Spaceport America: The Gift that Keeps on Taking (and Taking)
Deborah Stevens, a public affairs specialist with the local office of the Bureau of Land Management, has written an op-ed for the Las Cruces Sun News titled, “Southern road to spaceport a gift to public in 2018,” in which she sing the praises of the newly paved 24-mile long southern road the shortens the drive from Las Cruces and Spaceport America.
For years before it was paved, the southern road was slow and hard on vehicles. It was generally passable by 4-wheel drive vehicles, but presented challenges to visitors in 2-wheel drive and low clearance vehicles, especially after rain storms. That is no longer true of the southern road, which starts from the Upham Exit 32 off Interstate 25 in Doña Ana County to the southeastern boundary of Sierra County.
For public land users, the southern road has now made it easier to access some of BLM’s outstanding public land resources, including the Point of Rocks and Yost Overlooks, the Jornado Del Muerto Trail, and the El Camino Real de Tierra Adentro National Historic Trail.

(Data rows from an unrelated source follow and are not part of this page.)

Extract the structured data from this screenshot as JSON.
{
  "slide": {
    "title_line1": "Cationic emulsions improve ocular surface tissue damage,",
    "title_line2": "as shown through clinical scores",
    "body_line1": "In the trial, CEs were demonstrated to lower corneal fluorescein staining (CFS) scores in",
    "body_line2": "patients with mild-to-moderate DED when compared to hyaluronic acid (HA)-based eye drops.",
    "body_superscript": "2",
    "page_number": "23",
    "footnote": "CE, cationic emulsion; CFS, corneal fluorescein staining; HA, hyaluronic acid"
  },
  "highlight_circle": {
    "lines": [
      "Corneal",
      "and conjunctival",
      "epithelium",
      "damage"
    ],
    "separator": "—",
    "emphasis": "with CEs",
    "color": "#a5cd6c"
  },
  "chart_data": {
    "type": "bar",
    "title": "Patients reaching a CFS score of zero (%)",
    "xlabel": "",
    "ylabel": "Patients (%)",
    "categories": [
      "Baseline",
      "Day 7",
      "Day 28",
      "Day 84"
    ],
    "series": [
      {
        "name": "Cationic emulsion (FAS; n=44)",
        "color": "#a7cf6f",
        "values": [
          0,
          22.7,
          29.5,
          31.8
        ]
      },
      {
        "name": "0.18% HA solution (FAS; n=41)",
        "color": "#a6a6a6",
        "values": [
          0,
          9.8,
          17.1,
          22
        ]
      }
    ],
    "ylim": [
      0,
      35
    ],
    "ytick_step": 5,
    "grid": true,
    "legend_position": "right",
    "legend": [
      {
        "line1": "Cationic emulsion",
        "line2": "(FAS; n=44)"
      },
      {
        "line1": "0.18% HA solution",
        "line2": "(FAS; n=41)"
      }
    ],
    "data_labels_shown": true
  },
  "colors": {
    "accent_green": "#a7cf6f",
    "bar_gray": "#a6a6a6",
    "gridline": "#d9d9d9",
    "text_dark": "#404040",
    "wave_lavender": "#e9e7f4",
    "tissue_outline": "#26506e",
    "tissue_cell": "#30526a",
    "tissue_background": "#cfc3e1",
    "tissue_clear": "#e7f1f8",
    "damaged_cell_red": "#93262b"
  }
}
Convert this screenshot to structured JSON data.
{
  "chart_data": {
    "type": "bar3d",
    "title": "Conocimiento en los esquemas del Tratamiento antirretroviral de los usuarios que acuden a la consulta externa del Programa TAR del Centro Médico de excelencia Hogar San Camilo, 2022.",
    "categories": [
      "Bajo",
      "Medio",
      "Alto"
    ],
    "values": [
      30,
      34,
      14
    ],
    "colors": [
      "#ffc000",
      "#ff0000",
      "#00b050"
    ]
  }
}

With the addition of some erosion control structures, like two concrete box culverts and rock gabions along the roadside, the public doesn’t have to worry about getting stuck in the mud should arroyos flood in the area.
Over time, the southern road will be the gift that keeps on giving, as people make their way between Doña Ana and Sierra counties on a reliable and well-paved road.
The benefits are undoubtedly real. But, let’s not kid ourselves: the road is less a gift to the people of Dona Ana and Sierra counties than an investment in infrastructure paid for by their own tax dollars.
The main reason the road was paved was due to the existence of Spaceport America, a project that has cost the people of the state and those two counties about $225 million (and counting) without much of the return on investment promised by Richard Branson and anchor tenant Virgin Galactic.
Driving up to Truth or Consequences and then doubling back to reach the spaceport, was seen as too long of a trip. So a dirt road was paved at a cost of $14 million to make the trip easier.
One can only wonder at what other pressing projects have not been attended to while New Mexico bent over backwards for Branson’s perpetually delayed plans to send well-heeled billionaires and millionaires on suborbital joy rides.